I'm aware of the idea of using recursive makefiles. Will the subsequent makefiles such as the following be called be updated solely on any changes to the subsequent makefiles themselves?
e.g.:
#parent makefile. no changes here.
subsystem:
cd subdir && $(MAKE)
If the makefile within subdir was changed such that the following does not hold (e.g. only a gcc flag was changed), then will the object files be updated?
The recompilation must be done if the source file, or any of the header files named as dependencies, is more recent than the object file, or if the object file does not exist.
The only reason that, as written, make even runs that rule at all is because subsystem
and subdir
do not match.
If a subsystem
file or directory were ever to be created in that directory that rule would cease to function.
If .PHONY: subsystem
1 were added that problem would be fixed and that rule would always be run when listed on the command line (i.e. make subsystem
). (As indicated in the comments .PHONY
is a GNU Make extension. The section following the linked section discusses a portable alternative. Though it is worth noting that they are not completely identical in that .PHONY
has some extra benefits and some extra limitations.)
In neither of those cases is the subsystem
target paying any attention to modification dates of anything (as it lists no prerequisites).
To have a target depend on changes to a makefile you need to list the makefile(s) as prerequisites like anything else (i.e. subsystem: subdir/Makefile
). Listing it as .PHONY
is likely more correct and more what you want.

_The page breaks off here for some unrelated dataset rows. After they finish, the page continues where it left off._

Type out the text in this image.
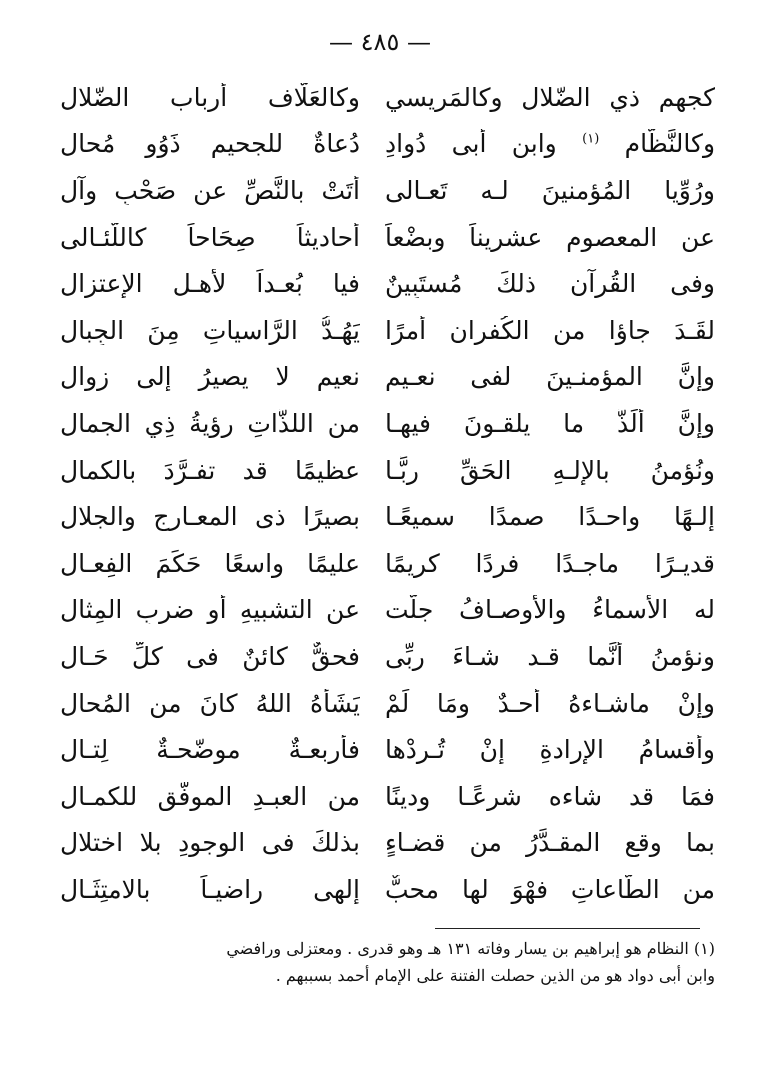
— ٤٨٥ —
كجهم ذي الضّلال وكالمَريسي
وكالعَلَّاف أرباب الضّلال
وكالنَّظَّام $^{(١)}$ وابنِ أبى دُوادِ
دُعاةٌ للجحيم ذَوُو مُحالِ
ورُوِّيا المُؤمنينَ لـه تَعـالى
أتَتْ بالنَّصِّ عن صَحْبٍ وآلِ
عن المعصومِ عشريناً وبضْعاً
أحاديثاً صِحَاحاً كاللَّئـالى
وفى القُرآنِ ذلكَ مُستَبِينٌ
فيا بُعـداً لأَهـلِ الإعتزالِ
لقَـدَ جاؤا من الكُفرانِ أمرًا
يَهُـدُّ الرَّاسياتِ مِنَ الجِبالِ
وإنَّ المؤمنـينَ لفى نعـيمٍ
نعيمٍ لا يصيرُ إلى زوالِ
وإنَّ ألَذَّ ما يلقـونَ فيهـا
من اللذَّاتِ رؤيةُ ذِي الجمالِ
ونُؤمنُ بالإلـهِ الحَقِّ ربًّـا
عظيمًا قد تفـرَّدَ بالكمالِ
إلـهًا واحـدًا صمدًا سميعًـا
بصيرًا ذى المعـارج والجلالِ
قديـرًا ماجـدًا فردًا كريمًا
عليمًا واسعًا حَكَمَ الفِعـالِ
له الأسماءُ والأوصـافُ جلَّت
عن التشبيهِ أو ضربِ المِثالِ
ونؤمنُ أنَّما قـد شـاءَ ربِّى
فحقٌّ كائنٌ فى كلِّ حَـالِ
وإنْ ماشـاءهُ أحـدٌ ومَا لَمْ
يَشَأْهُ اللهُ كانَ من المُحالِ
وأقسامُ الإرادةِ إنْ تُـرِدْها
فأربعـةٌ موضّحـةٌ لِتـالِ
فمَا قد شاءه شرعًـا ودينًا
من العبـدِ الموفّق للكمـالِ
بما وقع المقـدَّرُ من قضـاءٍ
بذلكَ فى الوجودِ بلا اختلالِ
من الطَّاعاتِ فهْوَ لها محبٌّ
إلهى راضيـاً بالامتِثَـالِ
(١) النظام هو إبراهيم بن يسار وفاته ١٣١ هـ وهو قدرى . ومعتزلى ورافضي
وابن أبى دواد هو من الذين حصلت الفتنة على الإمام أحمد بسببهم .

No, nothing in make itself tracks non-prerequisites. So flag changes/etc. do not trigger rebuilds. There are ways to make that work for make however (they involve storing the used flags in files that themselves are prerequisites of the targets that use those flags, etc.). There are questions and answers on SO about doing that (I don't have them ready offhand though).
Other tools do handle flag changes automatically however. I believe Electric Cloud's tools do this. I believe CMake does as well. There might also be others.